Contudo, em um ano e meio de combate ao coronavírus, o Horto esteve fechado duas vezes. No primeiro momento, não recebeu visitantes por seis meses. Já na segunda vez, a restrição durou aproximadamente um mês. “Foi o momento mais difícil. Minha sorte foi Deus e o auxílio que recebi durante os seis meses, que deu para manter o básico na minha família que tem cinco pessoas”, admite Regina.
Mesmo com o retorno em algumas ocasiões, o complexo só veio funcionar com todos os equipamentos, como o Museu Vivo do Padre Cícero, no antigo Casarão do Horto, há pouco mais de um mês. “Nunca passamos nada parecido. Mesmo depois das romarias, a gente ia se virando sem se apertar”, completa Josefa.
ESPERANÇA
Hoje, o grande desejo destas mulheres vendedoras é que haja um retorno das romarias presenciais: “Que Deus abençoe que volte logo (as romarias), porque está difícil as coisas”, desabafa Josefa. “Espero que tenha pelo menos com a metade ou um terço dos romeiros. Já vai melhorar mais ainda pra gente e o comércio pra todo mundo, porque eu dependo do romeiro”, admite Regina.
Contudo, isso ainda é incerto. Na última celebração que ocorreu em memória da morte do Padre Cícero, a Prefeitura de Juazeiro do Norte proibiu a entrada de caminhões e ônibus com romeiros, entre os dias 17 e 20 de julho, período do evento. Além disso, limitou a capacidade em 30% de igrejas, bares, restaurantes e os chamados “ranchos” — pousadas populares que recebem os fiéis.

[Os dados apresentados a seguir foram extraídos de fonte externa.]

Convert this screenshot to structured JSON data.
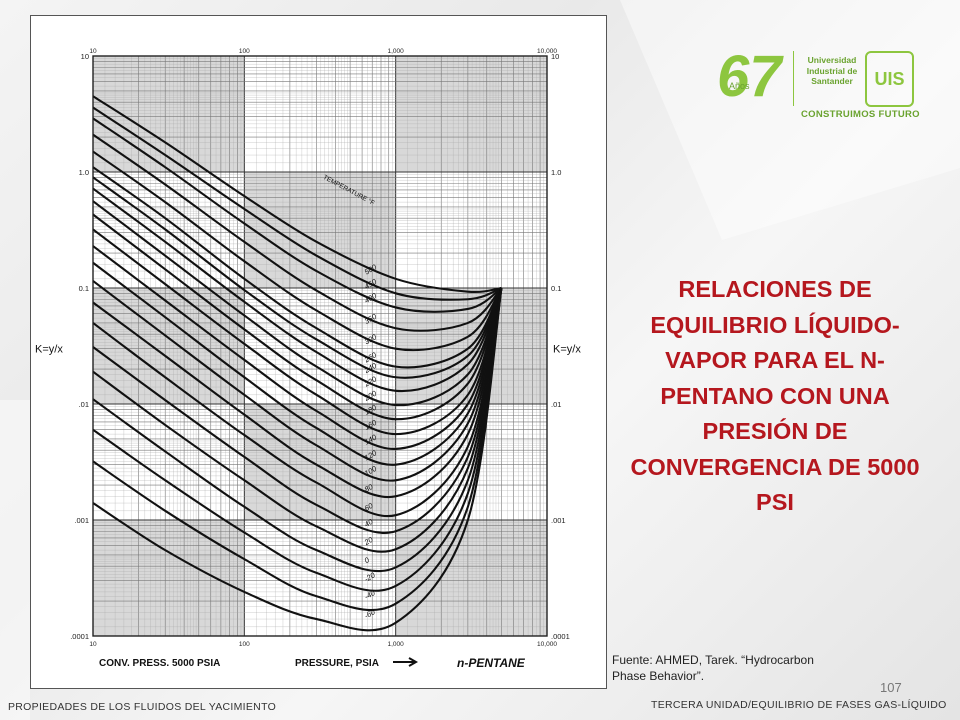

A medida também restringiu o acesso à colina do Horto, assim como os funcionamentos da Fundação Memorial Padre Cícero e dos Museus. Além disso, proibiu a fixação de bancas, barracas, entre outros instrumentos de comércio, sejam de pessoas da própria cidade ou de forasteiros. Apenas camelôs de Juazeiro do Norte com pontos já instalados puderam trabalhar neste período.